There are 38 total students from all over the world here to study; students from Australia, Puerto Rico, Singapore and all over the United States whose ages range from 18 to mid-30’s. The diversity in our little group alone provides an exciting atmosphere as we all live together in a three-story home, with shared bathrooms, lounging spaces and kitchen. The staff here really emphasize the importance of community, so we have “food groups” where we all sign up in a group and cook for each other throughout the week. This, so far, has been one of my favorite aspects of living here.

Every day is different. The program is set up in a way that there are two weeks of seminars for your respective classes, and then two weeks of tutorials. Tutorials consist of meeting one-on-one with your professors and presenting a paper which you both read together, and then the professor gives feedback. We are still in our seminar weeks, which means every day we take our bicycles from the Vines and ride down to Wycliffe Hall, a college not far from central Oxford, where we have discussion-based classes for about two hours each. Two hours might sound bad, but it really isn’t once you factor in our regular biscuit breaks.
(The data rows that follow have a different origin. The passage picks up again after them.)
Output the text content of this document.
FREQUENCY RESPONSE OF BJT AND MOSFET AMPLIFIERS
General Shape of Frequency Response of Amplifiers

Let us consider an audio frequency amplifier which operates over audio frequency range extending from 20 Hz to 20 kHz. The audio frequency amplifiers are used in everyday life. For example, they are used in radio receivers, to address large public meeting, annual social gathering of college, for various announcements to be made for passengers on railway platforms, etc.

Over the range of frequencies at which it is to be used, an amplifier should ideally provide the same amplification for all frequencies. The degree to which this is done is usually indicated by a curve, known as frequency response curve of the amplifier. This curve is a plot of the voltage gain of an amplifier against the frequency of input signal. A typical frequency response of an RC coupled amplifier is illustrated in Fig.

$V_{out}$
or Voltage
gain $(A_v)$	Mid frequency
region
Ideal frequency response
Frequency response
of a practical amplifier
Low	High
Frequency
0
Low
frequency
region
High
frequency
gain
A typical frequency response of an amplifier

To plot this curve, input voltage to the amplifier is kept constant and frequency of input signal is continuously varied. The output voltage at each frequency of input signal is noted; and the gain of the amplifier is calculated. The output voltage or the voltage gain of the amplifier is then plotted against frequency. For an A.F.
The best part about being here is the rich historical value of the city. Everywhere you turn, there’s something new (or really old) to look at and experience. A few days ago, for example, we walked to the Kilns, the house where C. S. Lewis lived, and then later had fish and chips at the Eagle and Child Pub where The Inklings often hung out to talk about literature. Every place has a story (especially the 100+ libraries and Blackwell’s Book Shop, which has three miles worth of book shelves that are all packed full of books). I could go on and on about how much history and meaning this city holds, but honestly, it’s so much better to experience it yourself!